10. Correlation Analysis
Correlation analysis quantifies the strength and direction of relationships between variables. Understanding correlations prevents spurious assumptions and reveals hidden patterns in data.
Pearson vs Spearman Correlation
Pearson measures linear relationships and assumes normal distribution. Spearman measures monotonic relationships using rank order, handling non-linear patterns and outliers better.
import pandas as pd
import numpy as np
df = pd.read_csv('sales_data.csv')
# Pearson correlation matrix
pearson_corr = df[['revenue', 'marketing_spend', 'customer_count']].corr(method='pearson')
print("Pearson Correlation:")
print(pearson_corr)
# Spearman for non-linear relationships
spearman_corr = df[['revenue', 'marketing_spend', 'customer_count']].corr(method='spearman')
print("\nSpearman Correlation:")
print(spearman_corr)
Visualizing Correlations
Heatmaps reveal correlation structures at a glance.
import matplotlib.pyplot as plt
import seaborn as sns
# Full correlation matrix for all numeric columns
numeric_df = df.select_dtypes(include=[np.number])
corr_matrix = numeric_df.corr()
plt.figure(figsize=(12, 8))
sns.heatmap(corr_matrix, annot=True, cmap='RdBu_r', center=0, fmt='.2f')
plt.title('Correlation Heatmap')
plt.tight_layout()
plt.savefig('correlation_heatmap.png', dpi=150)
Categorical Variable Correlations
Use Cramér's V for categorical-categorical relationships:
from scipy.stats import chi2_contingency
def cramers_v(confusion_matrix):
chi2 = chi2_contingency(confusion_matrix)[0]
n = confusion_matrix.sum().sum()
phi2 = chi2 / n
r, k = confusion_matrix.shape
return np.sqrt(phi2 / min(k-1, r-1))
# Example: correlation between product category and customer segment
confusion = pd.crosstab(df['product_category'], df['customer_segment'])
v = cramers_v(confusion)
print(f"Cramér's V: {v:.3f}")
Correlation vs Causation Trap
Strong correlation never implies causation. Use lagged correlation analysis to explore temporal precedence:
# Check if marketing spend leads to revenue change
shifted_marketing = df['marketing_spend'].shift(7) # 7-day lag
df['lagged_correlation'] = df['revenue'].corr(shifted_marketing)
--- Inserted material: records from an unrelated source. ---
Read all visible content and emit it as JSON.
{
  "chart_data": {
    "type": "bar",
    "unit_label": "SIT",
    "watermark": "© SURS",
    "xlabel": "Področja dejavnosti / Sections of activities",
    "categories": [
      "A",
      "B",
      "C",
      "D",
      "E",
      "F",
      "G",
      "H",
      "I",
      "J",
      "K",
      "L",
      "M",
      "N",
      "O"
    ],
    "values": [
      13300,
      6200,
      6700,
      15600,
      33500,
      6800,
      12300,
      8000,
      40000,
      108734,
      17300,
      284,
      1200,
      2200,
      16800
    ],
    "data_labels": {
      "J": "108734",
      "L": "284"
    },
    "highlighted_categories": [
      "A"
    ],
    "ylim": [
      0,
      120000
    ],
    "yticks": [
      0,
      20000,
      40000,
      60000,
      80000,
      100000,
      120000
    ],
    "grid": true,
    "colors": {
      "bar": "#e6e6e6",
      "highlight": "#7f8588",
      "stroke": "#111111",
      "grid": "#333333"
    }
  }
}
print(f"Lagged correlation (7 days): {df['lagged_correlation']:.3f}")
Local verification checkpoint
Run the smallest example from this chapter in a local workspace and record the package version, runtime, data path, and observed output. If the result depends on model size, vector count, CPU/GPU backend, or available memory, note that constraint beside the exercise so the lesson remains reproducible.
Calculate correlation matrix for your dataset, filter for absolute correlation > 0.5, then visualize as a heatmap with annotations showing only high-correlation pairs.